Dalle prime indagini sembra che tra la fine del 2013 e il marzo del 2014 ci sia stato un giro di tangenti tra i funzionari del dipartimento salute e politiche sociali del Comune di Roma. Uno scambio di mazzette e di favori che operavano al riparo della legalità per dirottare gli appalti verso una ristretta cerchia di nomi ormai noti.

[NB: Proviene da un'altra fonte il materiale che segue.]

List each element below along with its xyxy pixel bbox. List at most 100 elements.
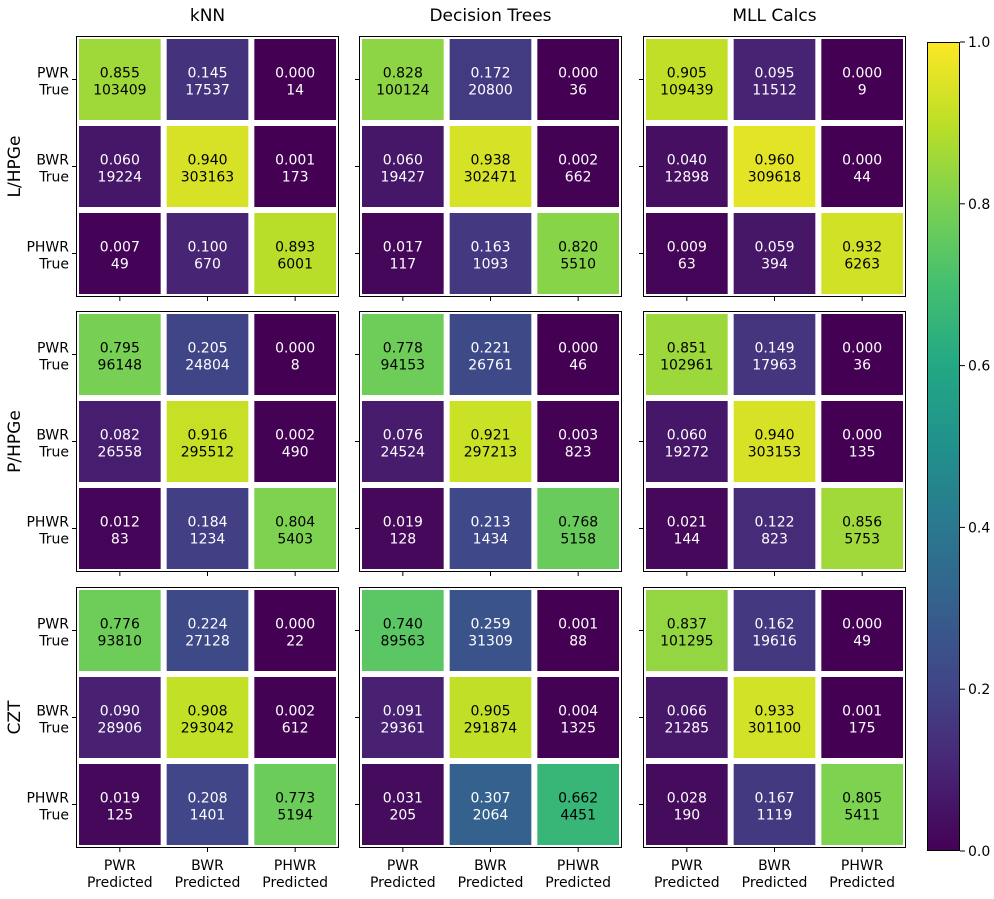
cell-count-label: 1119 (757, 808, 793, 824)
cell-fraction-label: 0.163 (470, 240, 510, 256)
cell-count-label: 24524 (381, 445, 426, 461)
heatmap-cell (254, 314, 336, 395)
cell-fraction-label: 0.776 (100, 617, 140, 633)
cell-count-label: 125 (106, 808, 133, 824)
cell-fraction-label: 0.773 (275, 791, 315, 807)
cell-count-label: 5158 (560, 532, 596, 548)
cell-count-label: 297213 (464, 445, 517, 461)
x-tick-label: Predicted (829, 875, 895, 891)
cell-fraction-label: 0.001 (275, 153, 315, 169)
heatmap-cell (821, 314, 903, 395)
heatmap-cell (449, 213, 532, 294)
x-tick-label: Predicted (370, 875, 436, 891)
colorbar-tick-label: 1.0 (968, 35, 990, 51)
heatmap-cell (733, 314, 816, 395)
panel-frame-0-2 (643, 36, 906, 297)
heatmap-cell (646, 126, 728, 207)
cell-fraction-label: 0.000 (842, 428, 882, 444)
x-tick-label: Predicted (175, 875, 241, 891)
cell-count-label: 190 (673, 808, 700, 824)
cell-count-label: 612 (282, 721, 309, 737)
heatmap-cell (79, 39, 161, 120)
cell-count-label: 28906 (98, 721, 143, 737)
y-tick-label: True (38, 257, 69, 273)
cell-count-label: 662 (565, 170, 592, 186)
heatmap-cell (254, 126, 336, 207)
x-tick-label: PWR (387, 858, 419, 874)
heatmap-cell (362, 213, 444, 294)
cell-fraction-label: 0.205 (187, 341, 227, 357)
cell-fraction-label: 0.960 (754, 153, 794, 169)
cell-count-label: 20800 (468, 83, 513, 99)
cell-fraction-label: 0.221 (470, 341, 510, 357)
cell-fraction-label: 0.856 (842, 515, 882, 531)
x-tick-label: Predicted (458, 875, 524, 891)
cell-fraction-label: 0.916 (187, 428, 227, 444)
y-tick-label: PWR (37, 66, 69, 82)
cell-fraction-label: 0.921 (470, 428, 510, 444)
cell-fraction-label: 0.855 (100, 66, 140, 82)
y-tick-label: PHWR (26, 515, 69, 531)
heatmap-cell (79, 764, 161, 845)
cell-fraction-label: 0.122 (754, 515, 794, 531)
heatmap-cell (254, 401, 336, 482)
cell-count-label: 26558 (98, 445, 143, 461)
cell-fraction-label: 0.000 (842, 341, 882, 357)
heatmap-cell (733, 213, 816, 294)
cell-fraction-label: 0.905 (470, 704, 510, 720)
cell-fraction-label: 0.007 (100, 240, 140, 256)
cell-fraction-label: 0.662 (558, 791, 598, 807)
cell-count-label: 1434 (473, 532, 509, 548)
heatmap-cell (646, 764, 728, 845)
heatmap-cell (362, 590, 444, 671)
panel-frame-2-1 (359, 587, 622, 848)
heatmap-cell (821, 39, 903, 120)
cell-fraction-label: 0.145 (187, 66, 227, 82)
heatmap-cell (79, 314, 161, 395)
cell-count-label: 291874 (464, 721, 518, 737)
heatmap-cell (79, 677, 161, 758)
cell-fraction-label: 0.100 (187, 240, 227, 256)
cell-count-label: 63 (678, 257, 696, 273)
heatmap-cell (362, 677, 444, 758)
heatmap-cell (166, 764, 249, 845)
cell-fraction-label: 0.003 (558, 428, 598, 444)
y-tick-label: PWR (37, 341, 69, 357)
cell-fraction-label: 0.002 (275, 428, 315, 444)
x-tick-label: Predicted (262, 875, 328, 891)
heatmap-cell (449, 677, 532, 758)
colorbar-tick-label: 0.8 (968, 197, 990, 213)
x-tick-label: PHWR (841, 858, 884, 874)
cell-count-label: 5194 (277, 808, 313, 824)
heatmap-cell (537, 314, 619, 395)
cell-count-label: 24804 (185, 358, 230, 374)
heatmap-cell (254, 677, 336, 758)
cell-count-label: 490 (282, 445, 309, 461)
cell-count-label: 83 (111, 532, 129, 548)
heatmap-cell (733, 590, 816, 671)
cell-fraction-label: 0.002 (275, 704, 315, 720)
y-tick-label: BWR (36, 153, 69, 169)
cell-fraction-label: 0.000 (275, 66, 315, 82)
cell-count-label: 96148 (98, 358, 143, 374)
heatmap-cell (537, 39, 619, 120)
cell-count-label: 1234 (190, 532, 226, 548)
cell-fraction-label: 0.908 (187, 704, 227, 720)
cell-fraction-label: 0.017 (383, 240, 423, 256)
cell-count-label: 49 (853, 634, 871, 650)
cell-fraction-label: 0.167 (754, 791, 794, 807)
cell-count-label: 17963 (752, 358, 797, 374)
cell-fraction-label: 0.000 (558, 341, 598, 357)
heatmap-cell (646, 488, 728, 569)
cell-fraction-label: 0.095 (754, 66, 794, 82)
cell-fraction-label: 0.778 (383, 341, 423, 357)
x-tick-label: BWR (191, 858, 224, 874)
y-tick-label: True (38, 445, 69, 461)
heatmap-cell (537, 126, 619, 207)
heatmap-cell (733, 401, 816, 482)
panel-frame-1-1 (359, 311, 622, 572)
cell-count-label: 823 (565, 445, 592, 461)
row-label-2: CZT (5, 700, 25, 735)
colorbar-tick-label: 0.4 (968, 520, 990, 536)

Ancora un problema di cooperative

Campo-Rom

Il gip Flavia Costantini ha così disposto l’arresto per Roberto Chierici e Massimo Colangelo in qualità di rappresentanti di alcune cooperative coinvolte nell’inchiesta; e per Loris Talone, imprenditore e assessore all’Agricoltura del Comune di Artena. Dietro le sbarre anche Salvatore Di Maggio nelle vesti di presidente del Consorzio Alberto Bastiani Onlus. I reati a loro carico sono quelli di corruzione, turbativa d’asta e falso in atto pubblico.

Domiciliari, invece, per il vigile urbano Eliseo De Luca e per la dipendente comunale Alessandra Morgillo.